Monday, April 29, 2013

Good Form Running

Last week I tried something new and went to two events offered by my local running store, Luke's Locker.  The first event was called yoRUNga on Tuesday night.  This event is hosted once a month and is supposed to be a 30 minute run followed by 30 minutes of yoga with a guest instructor from a local studio.  Unfortunately a cold front blew in last Tuesday bringing a bit of rain.  It wasn't too cold to run by most standards, but since we have Texas standards, the class opted to stay inside for the full hour.

It turned into an hour of mat pilates presented by Pilates for Life.  I've done yoga classes before and I've used pilates moves in my at-home workouts, but this was the first time I'd done a full hour pilates class.  It was a great combo of stretching, core strengthening and balance work.  It seemed like we did just a few reps of each move but I was definitely sore the next day.  The class was a good reminder to work on balance daily.  Try closing your eyes and standing on one foot.  If you can't do this for 30 seconds, you need to work on your ankle and core stability.  Many runners forget the importance of balance for a happy, aligned body.  The instructor of the night was wonderful at explaining all of the benefits of pilates.

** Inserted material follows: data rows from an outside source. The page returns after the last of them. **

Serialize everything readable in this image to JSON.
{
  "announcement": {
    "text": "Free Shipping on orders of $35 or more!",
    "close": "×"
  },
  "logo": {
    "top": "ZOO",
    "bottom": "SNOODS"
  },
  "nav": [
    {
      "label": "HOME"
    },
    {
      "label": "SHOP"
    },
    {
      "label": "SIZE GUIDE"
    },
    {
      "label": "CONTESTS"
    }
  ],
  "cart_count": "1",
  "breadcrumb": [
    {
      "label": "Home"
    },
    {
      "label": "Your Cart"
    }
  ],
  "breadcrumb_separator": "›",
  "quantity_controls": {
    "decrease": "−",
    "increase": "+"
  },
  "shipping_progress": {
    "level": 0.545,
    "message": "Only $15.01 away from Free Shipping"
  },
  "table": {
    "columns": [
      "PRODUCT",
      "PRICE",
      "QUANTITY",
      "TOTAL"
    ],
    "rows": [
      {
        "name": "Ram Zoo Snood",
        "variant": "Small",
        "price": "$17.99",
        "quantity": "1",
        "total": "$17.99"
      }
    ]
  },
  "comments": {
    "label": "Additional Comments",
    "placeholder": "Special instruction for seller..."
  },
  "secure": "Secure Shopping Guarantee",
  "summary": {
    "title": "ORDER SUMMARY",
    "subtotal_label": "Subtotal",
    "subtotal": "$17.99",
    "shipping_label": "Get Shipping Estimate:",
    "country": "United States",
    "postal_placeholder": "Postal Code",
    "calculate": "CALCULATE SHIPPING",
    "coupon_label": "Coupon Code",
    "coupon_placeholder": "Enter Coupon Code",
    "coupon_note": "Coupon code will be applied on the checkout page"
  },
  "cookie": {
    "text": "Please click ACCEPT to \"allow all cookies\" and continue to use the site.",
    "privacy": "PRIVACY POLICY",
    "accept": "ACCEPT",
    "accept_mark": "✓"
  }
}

On Wednesday, I returned to Luke's for a Good Form Running Clinic.  This was a free hour workshop where they talked about aspects that make up good running form and discussed problems bad running form can cause.  The greatest benefit of the night was when the instructor video taped each person in the class while we ran.  We were all able to see that night how we ran currently and what we needed to work on.  This individualized assessment was so worth it.

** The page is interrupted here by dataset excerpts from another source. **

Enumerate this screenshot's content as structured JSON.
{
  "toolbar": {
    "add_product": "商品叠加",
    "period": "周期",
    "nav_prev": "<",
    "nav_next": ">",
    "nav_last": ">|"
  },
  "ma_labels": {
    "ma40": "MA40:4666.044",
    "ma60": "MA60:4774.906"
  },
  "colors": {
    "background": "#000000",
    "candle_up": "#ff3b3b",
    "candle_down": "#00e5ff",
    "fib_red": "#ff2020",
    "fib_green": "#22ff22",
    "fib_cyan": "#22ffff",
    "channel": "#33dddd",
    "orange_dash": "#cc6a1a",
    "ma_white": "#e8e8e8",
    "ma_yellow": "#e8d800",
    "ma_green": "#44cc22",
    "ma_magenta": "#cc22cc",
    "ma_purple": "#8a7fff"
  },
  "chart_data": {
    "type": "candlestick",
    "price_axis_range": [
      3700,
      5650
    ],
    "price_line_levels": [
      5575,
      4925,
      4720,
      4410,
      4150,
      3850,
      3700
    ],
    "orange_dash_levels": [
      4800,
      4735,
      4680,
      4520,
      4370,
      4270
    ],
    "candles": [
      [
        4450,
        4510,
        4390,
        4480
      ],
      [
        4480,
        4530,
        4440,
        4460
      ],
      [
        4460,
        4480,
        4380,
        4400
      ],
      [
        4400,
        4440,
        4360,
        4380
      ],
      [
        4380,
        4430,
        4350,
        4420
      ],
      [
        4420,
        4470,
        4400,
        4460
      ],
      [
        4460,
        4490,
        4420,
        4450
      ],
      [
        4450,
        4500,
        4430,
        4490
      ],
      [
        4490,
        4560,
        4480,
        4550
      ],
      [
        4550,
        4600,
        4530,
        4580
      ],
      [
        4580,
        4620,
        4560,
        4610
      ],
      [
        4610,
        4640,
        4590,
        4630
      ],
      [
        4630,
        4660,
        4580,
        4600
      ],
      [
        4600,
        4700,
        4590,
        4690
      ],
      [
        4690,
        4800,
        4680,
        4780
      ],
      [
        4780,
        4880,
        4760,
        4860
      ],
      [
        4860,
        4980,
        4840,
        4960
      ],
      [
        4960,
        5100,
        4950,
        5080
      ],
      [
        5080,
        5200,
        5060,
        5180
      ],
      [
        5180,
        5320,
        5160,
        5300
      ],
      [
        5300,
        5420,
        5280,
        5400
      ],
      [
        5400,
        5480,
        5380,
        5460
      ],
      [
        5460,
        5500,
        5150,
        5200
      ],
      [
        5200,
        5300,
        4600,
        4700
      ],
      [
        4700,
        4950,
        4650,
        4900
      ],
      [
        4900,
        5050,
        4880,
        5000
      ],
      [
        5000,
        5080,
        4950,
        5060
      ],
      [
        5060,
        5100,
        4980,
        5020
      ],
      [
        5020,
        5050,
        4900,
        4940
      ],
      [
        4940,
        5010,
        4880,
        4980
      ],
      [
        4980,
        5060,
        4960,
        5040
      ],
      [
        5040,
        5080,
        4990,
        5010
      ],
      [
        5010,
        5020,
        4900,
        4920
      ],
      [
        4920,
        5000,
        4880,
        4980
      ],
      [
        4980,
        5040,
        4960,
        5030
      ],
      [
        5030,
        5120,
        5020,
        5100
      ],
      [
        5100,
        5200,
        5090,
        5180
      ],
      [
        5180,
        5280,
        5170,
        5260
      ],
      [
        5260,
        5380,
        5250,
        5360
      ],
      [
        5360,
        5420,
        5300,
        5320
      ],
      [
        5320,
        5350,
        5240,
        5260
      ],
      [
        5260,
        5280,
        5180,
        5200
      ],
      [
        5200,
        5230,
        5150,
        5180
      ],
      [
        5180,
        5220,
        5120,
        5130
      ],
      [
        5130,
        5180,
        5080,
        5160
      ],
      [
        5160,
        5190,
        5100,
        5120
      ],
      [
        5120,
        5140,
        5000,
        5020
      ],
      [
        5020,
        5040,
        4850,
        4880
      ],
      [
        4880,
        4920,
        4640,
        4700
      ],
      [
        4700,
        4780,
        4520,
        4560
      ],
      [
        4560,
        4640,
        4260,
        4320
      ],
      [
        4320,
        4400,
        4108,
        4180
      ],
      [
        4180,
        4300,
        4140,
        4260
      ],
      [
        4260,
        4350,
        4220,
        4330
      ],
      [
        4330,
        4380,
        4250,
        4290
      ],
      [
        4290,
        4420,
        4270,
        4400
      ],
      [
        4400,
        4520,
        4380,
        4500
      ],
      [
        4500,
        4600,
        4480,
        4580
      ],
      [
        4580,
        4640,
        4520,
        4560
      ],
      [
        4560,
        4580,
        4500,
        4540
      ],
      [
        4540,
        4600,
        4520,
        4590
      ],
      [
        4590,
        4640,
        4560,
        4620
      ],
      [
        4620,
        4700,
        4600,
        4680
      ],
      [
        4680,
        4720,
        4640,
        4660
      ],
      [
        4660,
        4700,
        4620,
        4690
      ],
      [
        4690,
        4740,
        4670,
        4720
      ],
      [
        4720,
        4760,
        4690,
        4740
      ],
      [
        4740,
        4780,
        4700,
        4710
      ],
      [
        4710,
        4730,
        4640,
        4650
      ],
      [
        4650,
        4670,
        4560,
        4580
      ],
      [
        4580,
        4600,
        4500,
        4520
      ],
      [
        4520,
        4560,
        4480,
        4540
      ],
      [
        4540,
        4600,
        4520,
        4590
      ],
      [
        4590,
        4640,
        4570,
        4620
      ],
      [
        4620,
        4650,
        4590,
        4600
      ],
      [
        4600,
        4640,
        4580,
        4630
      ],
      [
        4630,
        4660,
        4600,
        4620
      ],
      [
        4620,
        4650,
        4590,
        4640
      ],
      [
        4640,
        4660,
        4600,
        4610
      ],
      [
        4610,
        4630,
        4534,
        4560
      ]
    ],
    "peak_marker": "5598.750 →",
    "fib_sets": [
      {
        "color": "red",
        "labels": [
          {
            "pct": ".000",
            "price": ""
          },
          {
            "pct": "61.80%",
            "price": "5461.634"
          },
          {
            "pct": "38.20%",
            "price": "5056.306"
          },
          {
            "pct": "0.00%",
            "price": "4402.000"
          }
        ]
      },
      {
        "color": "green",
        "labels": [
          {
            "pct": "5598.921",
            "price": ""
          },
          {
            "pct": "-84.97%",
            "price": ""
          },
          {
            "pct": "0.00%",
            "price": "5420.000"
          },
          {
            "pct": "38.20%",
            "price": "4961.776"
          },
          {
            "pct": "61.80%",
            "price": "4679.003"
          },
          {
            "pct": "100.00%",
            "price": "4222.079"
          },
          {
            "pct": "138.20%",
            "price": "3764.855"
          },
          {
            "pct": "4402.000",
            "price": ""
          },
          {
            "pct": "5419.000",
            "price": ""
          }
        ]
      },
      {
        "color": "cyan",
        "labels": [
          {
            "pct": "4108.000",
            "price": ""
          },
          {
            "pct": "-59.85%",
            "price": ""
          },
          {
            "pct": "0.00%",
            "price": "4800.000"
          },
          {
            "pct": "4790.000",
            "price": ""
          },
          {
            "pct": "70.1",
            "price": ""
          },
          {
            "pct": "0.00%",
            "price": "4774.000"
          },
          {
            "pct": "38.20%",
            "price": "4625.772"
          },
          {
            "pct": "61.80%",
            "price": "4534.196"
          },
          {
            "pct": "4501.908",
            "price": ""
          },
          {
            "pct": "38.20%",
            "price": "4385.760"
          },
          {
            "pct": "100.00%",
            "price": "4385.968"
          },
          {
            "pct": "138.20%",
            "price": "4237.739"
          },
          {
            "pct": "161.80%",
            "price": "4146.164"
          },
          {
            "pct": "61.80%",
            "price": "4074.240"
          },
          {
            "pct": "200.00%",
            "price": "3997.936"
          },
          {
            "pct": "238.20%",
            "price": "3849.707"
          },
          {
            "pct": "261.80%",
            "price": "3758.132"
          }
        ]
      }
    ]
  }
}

You've probably seen this handout before.  If you haven't, take some time to read it over. Source
I keep re-reading the handout we got at the clinic as reminders to myself.  The instructor showed me that I was locking my knees as I took a stride causing me to heel strike.  While I don't suffer from knee pain or shin splints, this could cause some damage to my joints and cause my quads to compensate for my calves.  The other thing I need to work on is my lean.  While I have good posture and don't bend from the waist, I also don't lean forward from my ankles.  I'm not using gravity to my advantage.  The instructor also told me I run like a T-rex because I tense up my arm/shoulders.  Now I think T-rex's are pretty cool, but Mark disagreed.

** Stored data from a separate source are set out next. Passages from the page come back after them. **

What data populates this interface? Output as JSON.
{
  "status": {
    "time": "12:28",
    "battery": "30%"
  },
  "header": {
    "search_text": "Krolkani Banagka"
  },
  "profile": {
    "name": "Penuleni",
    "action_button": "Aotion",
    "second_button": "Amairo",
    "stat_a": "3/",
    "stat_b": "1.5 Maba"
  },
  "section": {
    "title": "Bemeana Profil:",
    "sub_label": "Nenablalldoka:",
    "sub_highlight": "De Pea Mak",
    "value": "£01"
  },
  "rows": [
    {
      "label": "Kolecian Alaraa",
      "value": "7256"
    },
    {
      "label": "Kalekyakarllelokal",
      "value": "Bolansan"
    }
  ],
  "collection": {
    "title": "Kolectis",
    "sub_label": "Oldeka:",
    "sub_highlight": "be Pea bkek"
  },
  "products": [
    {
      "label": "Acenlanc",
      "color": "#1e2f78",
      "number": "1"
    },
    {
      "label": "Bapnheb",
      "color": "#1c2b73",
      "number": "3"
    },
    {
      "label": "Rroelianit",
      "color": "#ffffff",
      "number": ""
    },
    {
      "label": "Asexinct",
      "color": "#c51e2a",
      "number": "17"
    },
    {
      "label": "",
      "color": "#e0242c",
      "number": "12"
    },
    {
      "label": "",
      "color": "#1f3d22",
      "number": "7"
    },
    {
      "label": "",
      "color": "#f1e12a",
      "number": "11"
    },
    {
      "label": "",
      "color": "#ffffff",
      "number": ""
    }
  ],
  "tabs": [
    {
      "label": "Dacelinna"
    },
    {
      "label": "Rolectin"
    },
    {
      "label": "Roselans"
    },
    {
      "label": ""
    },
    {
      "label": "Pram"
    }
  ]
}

Since my running distances have remained short after my half marathon, now I focus on my form.  Running on the forefoot takes a lot of adjustment.  My calves are sore now, but they will thank me later. I'm already getting a lot better at not locking my knees out.  To make sure, Daniel and I went to the track on Saturday and videotaped eachother to see our improvements.  I think I will continue to do this periodically as a check, at least until good form comes naturally for me.

Do you run with good form?  What do you think about minimalist shoes?